I do my best to teach them how to appreciate themselves as individuals, and to be proud of their mixed heritage of being Korean, Salvadorean and American. My hope is that they will take pride in the young women they are becoming and to embrace and love all of their qualities. At the end of the day, the deeper meaning and message for me is how to love yourself as you are, to always see yourself as enough and be proud of who you are. This is my formula for knowing your worth, though, truth be told, it is probably evolving.
I think that knowing our worth one of the best gifts we can give to ourselves. It means that we can work at having healthy relationships with others, including ourselves. Also, we won’t put up with someone who tries to devalue us. We will be able to find our courage and ask for what we want and to know how to take care of ourselves as we grow and change. As I tell my girls, no one can make you feel less than or small unless you allow this.
The statements I share with them every day, are worded in ways that are meant to be gifts – “You are strong, powerful and brave”. And my actions are meant to let them know they are loved for who they are and enough as they are.
It goes without saying, as parents, we are going to make plenty of mistakes. I have learned that one of the most helpful things I can say when I know I have messed up is “I am sorry”. No “buts” attached or expectations lie in wait. Just those three powerful words.
I am learning how to become a better listener and to be patient, which is by far the hardest part for me as a parent. When I look at my children through the lens of who they are becoming, and to stop and appreciate all their unique, quirky and amazing qualities, then my job as a parent feels a bit easier.

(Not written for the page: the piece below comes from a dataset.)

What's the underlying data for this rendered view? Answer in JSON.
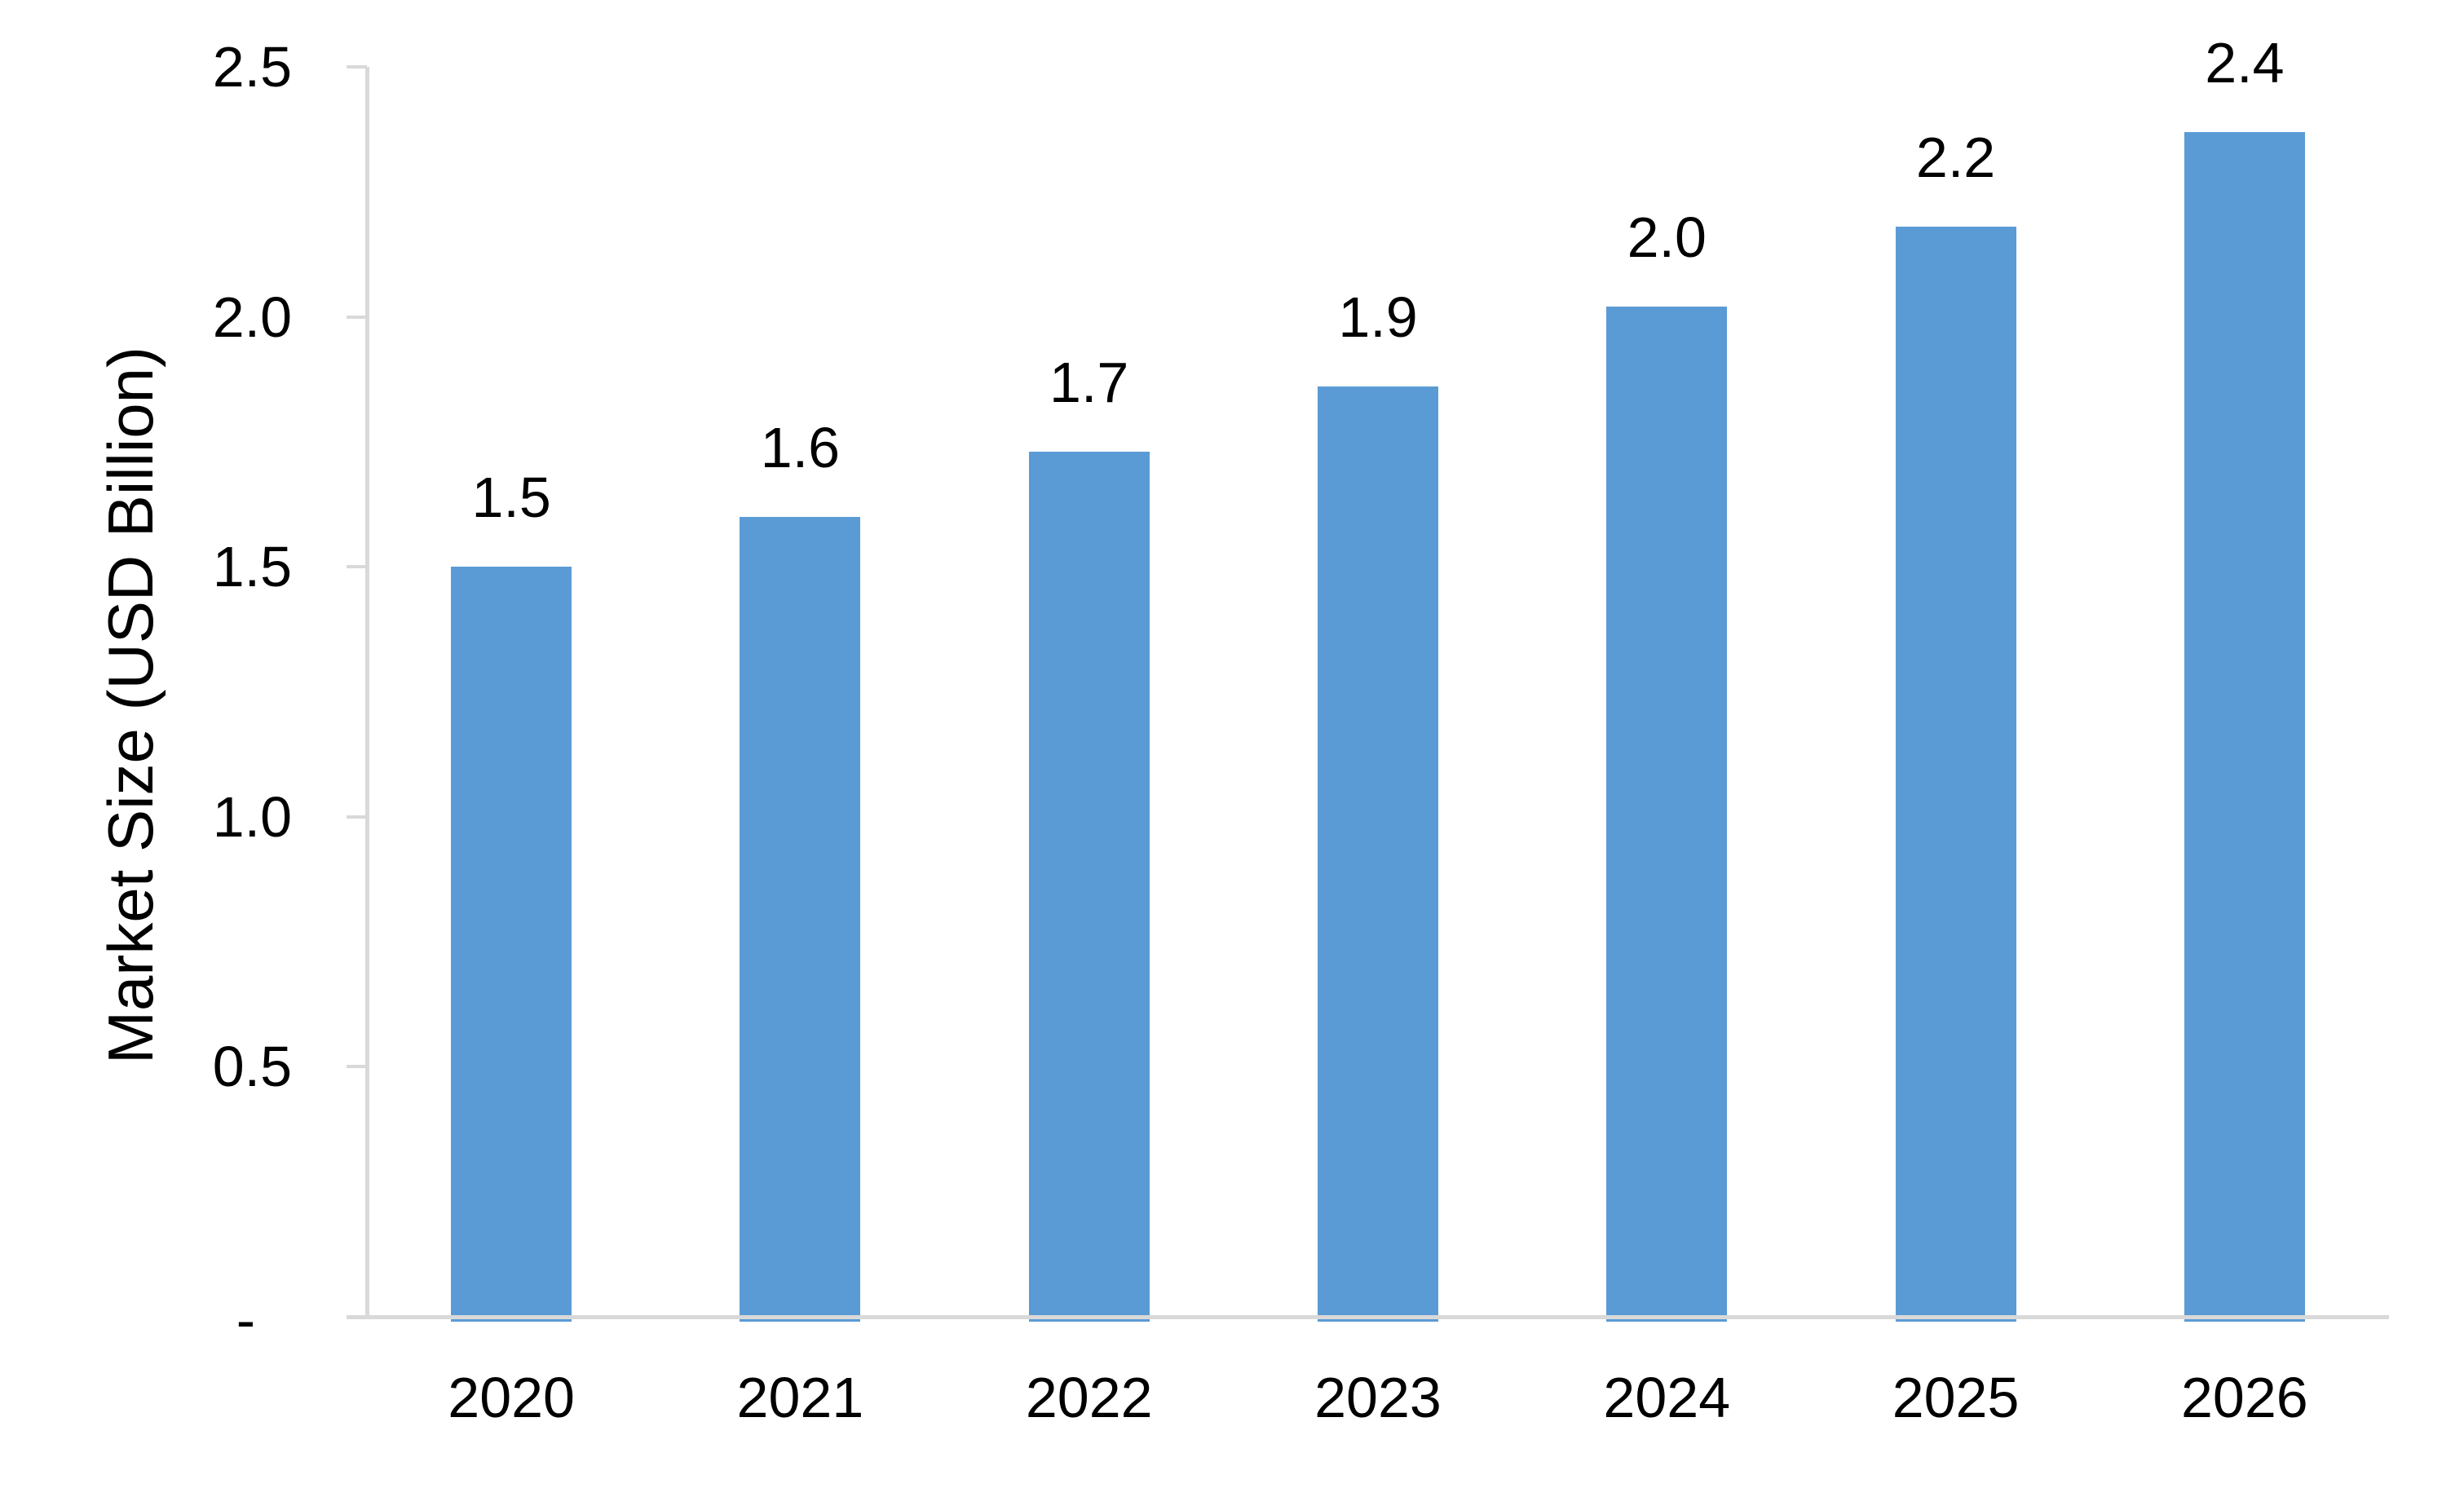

I am not raising them to be doctors, lawyers or artists. I am raising them to be confident in who they are, love themselves and have compassion for others. They will find their own calling along the way. To know their worth in this ever growing and changing process. I want them to be kind human beings, but they have to first learn how to have this experience with themselves. I know so many parents can relate with our desire to see our children grow and thrive beyond what it looks like professionally.
Perhaps my perspective on parenting is different because I am adopted and the experience I had growing up. Either way, I am grateful that I have been given the gift of parenting my girls and for the connection I have with them.